A Genetic Algorithm approach to Asymmetrical Blotto Games with Heterogeneous Valuations
This provides a learning-based solution for modeling competition under resource asymmetry, relevant for game theory and strategic decision-making, though it is incremental as it applies an existing heuristic to a less understood problem.
The paper tackled the problem of strategic resource allocation in asymmetrical Blotto games with heterogeneous valuations by introducing a genetic algorithm, which converges to the Nash equilibrium in symmetric cases and reveals strategies like 'guerilla warfare' and bidding focus in asymmetrical scenarios, consistent with empirical findings.

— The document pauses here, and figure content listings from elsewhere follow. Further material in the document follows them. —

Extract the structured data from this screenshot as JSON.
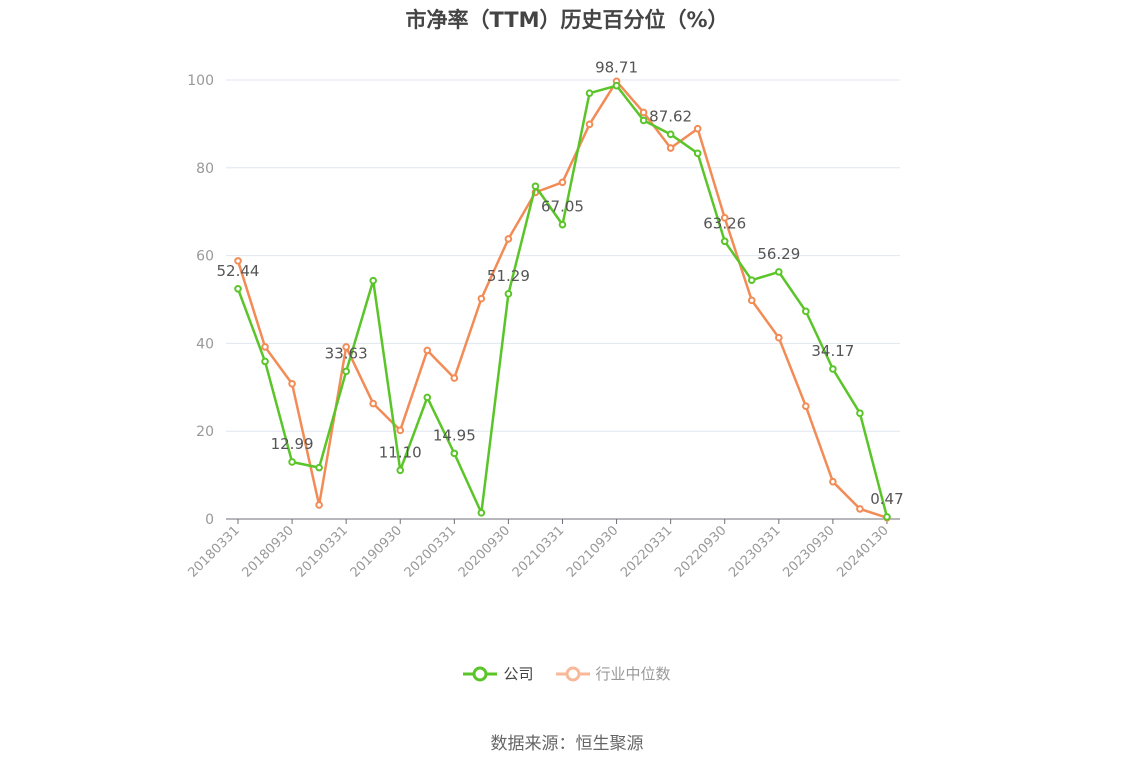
{
  "chart_data": {
    "type": "line",
    "title": "市净率（TTM）历史百分位（%）",
    "source": "数据来源：恒生聚源",
    "x_tick_labels": [
      "20180331",
      "20180930",
      "20190331",
      "20190930",
      "20200331",
      "20200930",
      "20210331",
      "20210930",
      "20220331",
      "20220930",
      "20230331",
      "20230930",
      "20240130"
    ],
    "ylim": [
      0,
      100
    ],
    "y_ticks": [
      0,
      20,
      40,
      60,
      80,
      100
    ],
    "grid": true,
    "legend_position": "bottom",
    "series": [
      {
        "name": "公司",
        "color": "#5ac529",
        "values": [
          52.44,
          35.9,
          12.99,
          11.7,
          33.63,
          54.3,
          11.1,
          27.7,
          14.95,
          1.4,
          51.29,
          75.8,
          67.05,
          97.0,
          98.71,
          90.8,
          87.62,
          83.3,
          63.26,
          54.4,
          56.29,
          47.3,
          34.17,
          24.1,
          0.47
        ],
        "data_labels": [
          {
            "index": 0,
            "text": "52.44"
          },
          {
            "index": 2,
            "text": "12.99"
          },
          {
            "index": 4,
            "text": "33.63"
          },
          {
            "index": 6,
            "text": "11.10"
          },
          {
            "index": 8,
            "text": "14.95"
          },
          {
            "index": 10,
            "text": "51.29"
          },
          {
            "index": 12,
            "text": "67.05"
          },
          {
            "index": 14,
            "text": "98.71"
          },
          {
            "index": 16,
            "text": "87.62"
          },
          {
            "index": 18,
            "text": "63.26"
          },
          {
            "index": 20,
            "text": "56.29"
          },
          {
            "index": 22,
            "text": "34.17"
          },
          {
            "index": 24,
            "text": "0.47"
          }
        ]
      },
      {
        "name": "行业中位数",
        "color": "#f28b55",
        "values": [
          58.8,
          39.2,
          30.8,
          3.2,
          39.2,
          26.3,
          20.2,
          38.4,
          32.1,
          50.2,
          63.8,
          74.4,
          76.7,
          89.9,
          99.7,
          92.6,
          84.5,
          88.9,
          68.6,
          49.8,
          41.3,
          25.7,
          8.5,
          2.3,
          0.3
        ]
      }
    ]
  }
}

Blotto Games are a popular model of multi-dimensional strategic resource allocation. Two players allocate resources in different battlefields in an auction setting. While competition with equal budgets is well understood, little is known about strategic behavior under asymmetry of resources. We introduce a genetic algorithm, a search heuristic inspired from biological evolution, interpreted as social learning, to solve this problem. Most performant strategies are combined to create more performant strategies. Mutations allow the algorithm to efficiently scan the space of possible strategies, and consider a wide diversity of deviations. We show that our genetic algorithm converges to the analytical Nash equilibrium of the symmetric Blotto game. We present the solution concept it provides for asymmetrical Blotto games. It notably sees the emergence of "guerilla warfare" strategies, consistent with empirical and experimental findings. The player with less resources learns to concentrate its resources to compensate for the asymmetry of competition. When players value battlefields heterogeneously, counter strategies and bidding focus is obtained in equilibrium. These features are consistent with empirical and experimental findings, and provide a learning foundation for their existence.